Monde

Christian Wulff, le président allemand, va-t-il se tirer d'affaire?

Slate.fr, mis à jour le 07.01.2012 à 9 h 55

Christian Wulff (détail d'une photo avec Dilma Roussef) / dilmaroussef via FlickrCC License by

Christian Wulff (détail d'une photo avec Dilma Roussef) / dilmaroussef via FlickrCC License by

C’est ce qui s’appelle s’enliser. Quelques jours avant Noël, le président fédéral allemand Christian Wulff avait beaucoup fait parler de lui à cause, entre autres, d’un prêt immobilier de 500.000 euros à taux très avantageux. Il avait adressé un discours d’excuses, Angela Merkel lui avait renouvelé son soutien, et «l’affaire du crédit» semblait close.

Seulement voilà, elle n’est pas finie, mais alors pas du tout. Lundi 2 janvier, une autre nouvelle s’est rapidement répandue dans plusieurs journaux allemands. La Zeit était de ceux-là:

«Le 12 décembre, Wulff a menacé Kai Diekmann, le rédacteur en chef de Bild, d’une “rupture définitive” entre la présidence et le puissant groupe de médias Axel Springer, propriétaire du tabloïd.»

La rumeur se répandant, la rédaction en chef de Bild a préféré, en fin de journée, prendre officiellement la parole et confirmer l’information. Le communiqué est publié sur le site du journal:

«Avant la publication de son enquête sur le financement privé de la maison du président fédéral, il est vrai que Bild avait soumis l’article à l’avis du président. Ce dernier, le 12 décembre, a dans un premier temps refusé de le donner. Et juste avant le bouclage, il a changé d’avis.»

Pour empêcher la publication, Christian Wulff a alors tenté de joindre directement Kai Diekmann, qui se trouvait en déplacement. Il lui a laissé le fameux message menaçant décrit par la Zeit. Mais ce n’est pas tout, poursuit le communiqué du Bild:

«Deux jours après la première publication au sujet de l’affaire du crédit, le président a cherché à nouveau à contacter le rédacteur en chef. Sur un nouveau message, il lui a personnellement demandé des excuses à propos du ton et du contenu de l’article.»

En Allemagne, on ne plaisante pas avec l’indépendance de la presse. Après de houleuses discussions, le Bild a donc décidé de rendre compte publiquement de cet épisode. Depuis, la presse exprime sa sidération, et les rédacteurs en chef multiplient les éditos, comme celui de Der Westen, Ulrich Reitz:

«C’est une des bonnes traditions allemandes: le respect de la plus haute fonction étatique ainsi que de celui qui l’endosse. Mais dans le cas de Wulff, il faut différencier la fonction et son titulaire. On doit même se demander si le titulaire de la fonction ne nuit pas à la fonction elle-même, qui mériterait, à vrai dire, une protection accrue.»

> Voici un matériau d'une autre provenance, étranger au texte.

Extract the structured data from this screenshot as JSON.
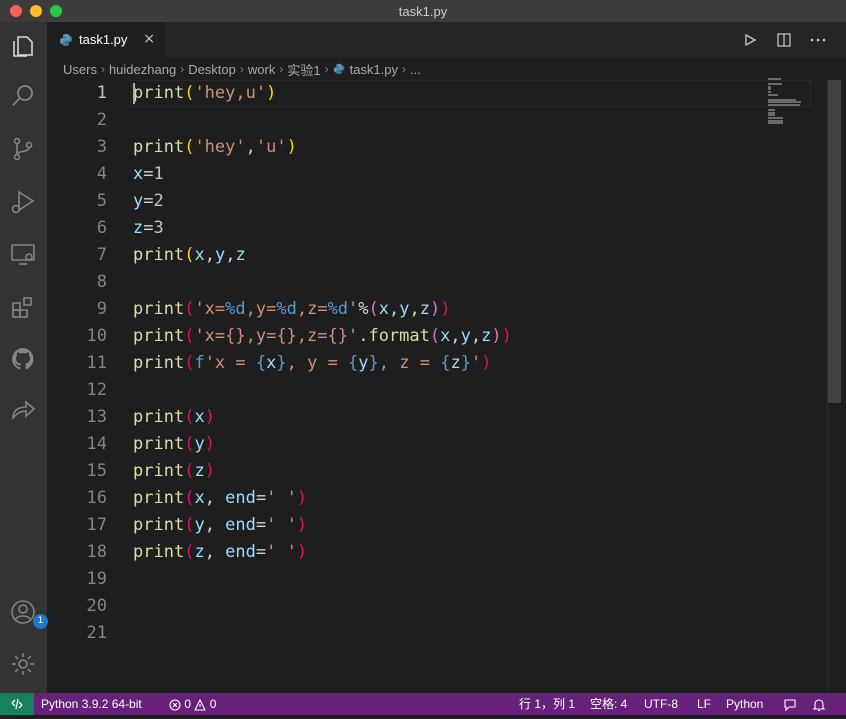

La Süddeutsche Zeitung, le quotidien bavarois libéral de gauche, va dans le même sens: par ce coup de fil, le président déshonore sa fonction. Mais le journal ne se contente pas de charger Wulff:

«Cette responsabilité, il ne la porte pas seul. Wulff n’est pas devenu président grâce à son parcours, sa popularité ou son autorité morale. Il l’est devenu parce qu’Angela Merkel le voulait. ( …) Celle qui a fait en sorte que Wulff soit président doit faire en sorte qu’il ne le soit plus.»

Mardi 3 janvier au matin, le quotidien conservateur Die Welt en a rajouté une petite couche:

«Il n’y a pas qu’auprès du Bild que le président a tenté d’empêcher une publication. En juin dernier, Wulff s’est massivement interposé, pas seulement auprès du rédacteur en chef, mais aussi auprès des plus hauts postes du groupe. L’un des journalistes a été convoqué au château de Bellevue, où le président en personne, l’a menacé de conséquences désagréables en cas de publication.»

L’article traitait de la façon dont Wulff avait toujours su se servir des événements de sa vie privée pour servir sa carrière politique… Disons que la tendance s’inverse dangereusement.